Strangers on a Train (O Desconhecido do Norte-Expresso, 1951) começa com uma proposta irrecusável, quer para o espectador, quer para o par de personagens centrais do filme. E se um estranho lhe dissesse que tinha descoberto o crime perfeito, uma forma de cometer um homicídio sem algo que o incriminasse, como reagiria? O crime consistiria numa troca entre duas pessoas, em que cada uma definia uma pessoa a eliminar, e depois assassinava a vítima escolhida pelo outro – dada a ausência de motivo, cada um escaparia assim ileso às consequências do delito. Se esta intrigante premissa ameaça tornar o filme demasiado dependente das viragens e reviravoltas do argumento, a forma como Alfred Hitchcock decide abordar visualmente esta história acaba por tornar-se no maior ponto de interesse.
No fundo, é como se o estilo fosse aqui mais interessante que as próprias linhas turvas do argumento, e as escolhas de Hitchcock materializam o filtro de interesses próprios que este aplica à história. Sugerindo para o espectador que o próprio Hitchcock é uma personagem autónoma dentro do filme, este intromete-se entre a visão do espectador e a acção do filme – o habitual cameo de Hitchcock, logo no início, ganha assim maior significância simbólica.

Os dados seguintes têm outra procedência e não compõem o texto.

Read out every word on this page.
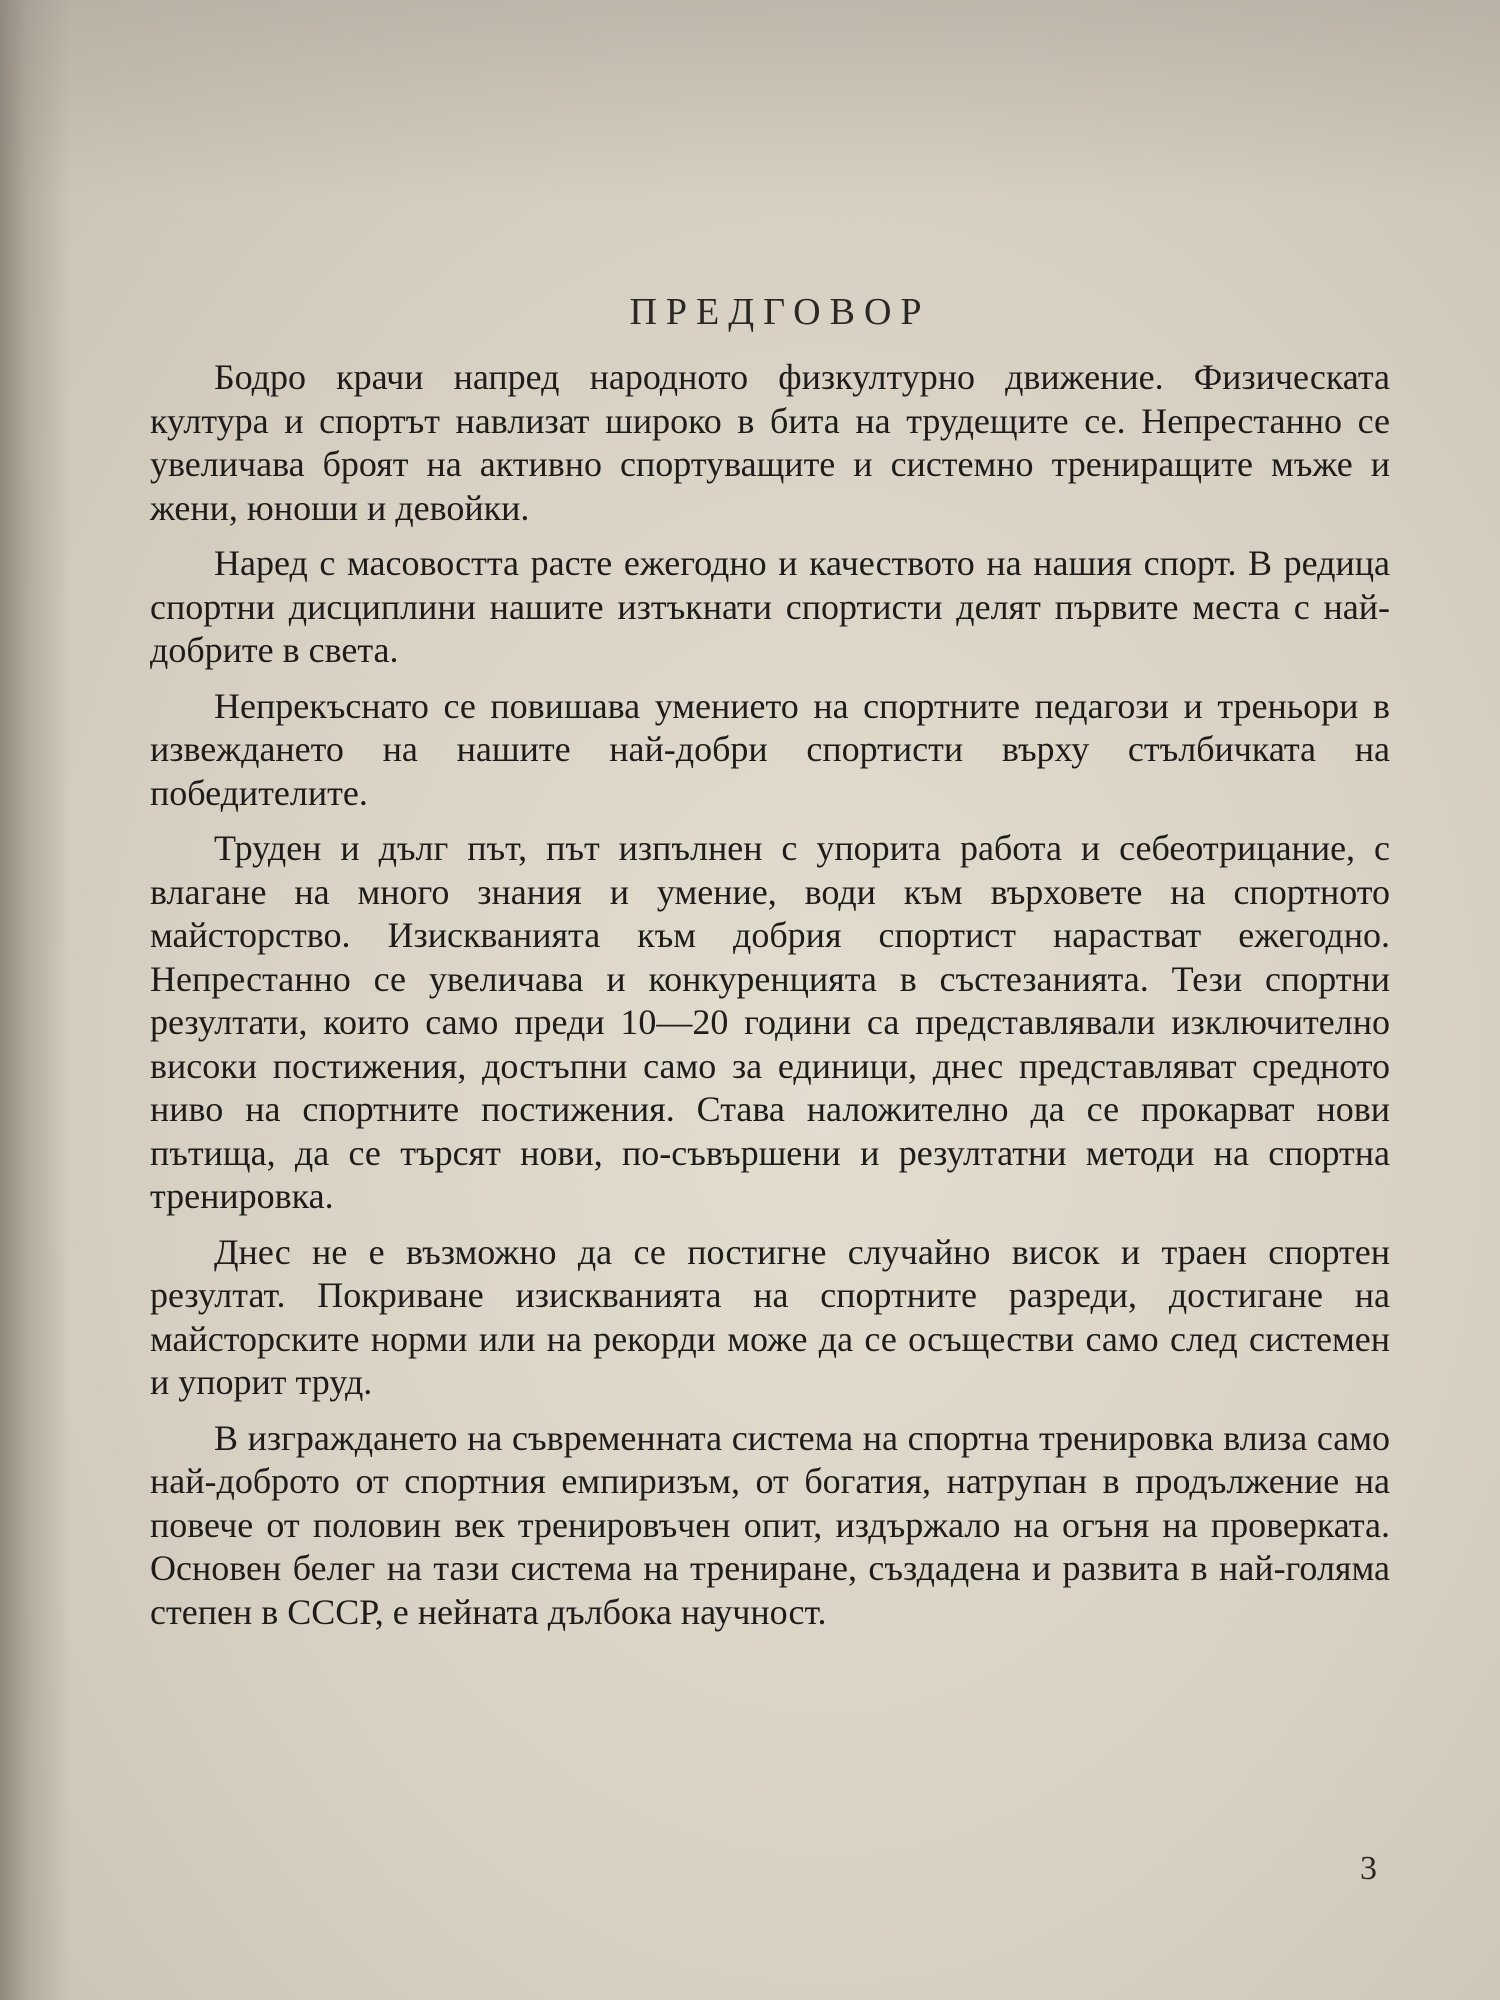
ПРЕДГОВОР

Бодро крачи напред народното физкултурно движение. Физическата култура и спортът навлизат широко в бита на трудещите се. Непрестанно се увеличава броят на активно спортуващите и системно трениращите мъже и жени, юноши и девойки.

Наред с масовостта расте ежегодно и качеството на нашия спорт. В редица спортни дисциплини нашите изтъкнати спортисти делят първите места с най-добрите в света.

Непрекъснато се повишава умението на спортните педагози и треньори в извеждането на нашите най-добри спортисти върху стълбичката на победителите.

Труден и дълг път, път изпълнен с упорита работа и себеотрицание, с влагане на много знания и умение, води към върховете на спортното майсторство. Изискванията към добрия спортист нарастват ежегодно. Непрестанно се увеличава и конкуренцията в състезанията. Тези спортни резултати, които само преди 10—20 години са представлявали изключително високи постижения, достъпни само за единици, днес представляват средното ниво на спортните постижения. Става наложително да се прокарват нови пътища, да се търсят нови, по-съвършени и резултатни методи на спортна тренировка.

Днес не е възможно да се постигне случайно висок и траен спортен резултат. Покриване изискванията на спортните разреди, достигане на майсторските норми или на рекорди може да се осъществи само след системен и упорит труд.

В изграждането на съвременната система на спортна тренировка влиза само най-доброто от спортния емпиризъм, от богатия, натрупан в продължение на повече от половин век тренировъчен опит, издържало на огъня на проверката. Основен белег на тази система на трениране, създадена и развита в най-голяма степен в СССР, е нейната дълбока научност.

3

Repare-se desde logo na forma como a primeira sequência revela-nos o contacto inicial entre as duas personagens envolvidas no crime em potência. Entre partidas e chegadas numa estação de comboio, a câmara acompanha de perto dois pares de sapatos em separado, exuberantemente antagónicos, que vão movimentando-se até se encontrarem, quando os seus donos se sentam em frente um do outro e os seus pés tocam-se acidentalmente. É só nesta altura que Hitchcock revela os actores – uma provocação habitual em adiar a revelação – e já antes de falarem, metade das apresentações estão feitas.
Esta é a representação simbólica encontrada por Hitchcock para sublinhar o carácter fortuito deste encontro, entre dois estranhos que cruzam caminhos, e que terá ramificações imprevistas
Esta é a representação simbólica encontrada por Hitchcock para sublinhar o carácter fortuito deste encontro, entre dois estranhos que cruzam caminhos, e que terá ramificações imprevistas. De um lado Guy, um jovem elegante, discreto e entregue ao seu livro, e do outro Bruno, identificado pelo nome na gravata, um jovem de roupas (e sapatos) vistosas, falador extrovertido. A celebridade de Guy, reconhecido como um famoso jogador de ténis, é logo desmascarada por Buno, e desde logo colocado em inferioridade perante a aproximação deste, que afirma-se como seu fã, e conhecedor de detalhes da sua vida íntima publicados em jornais. Bruno insinua que Guy ficaria melhor se a sua mulher, que demora a conceder-lhe um divórcio, desaparecesse, e revela que ele próprio gostaria que o seu pai tivesse destino igual. A proposta de Bruno fica marcada pela tensão homoerótica deste encontro casual entre dois estranhos, e será a rejeição por parte de Guy desta aproximação que irá motivar Bruno no decorrer do filme.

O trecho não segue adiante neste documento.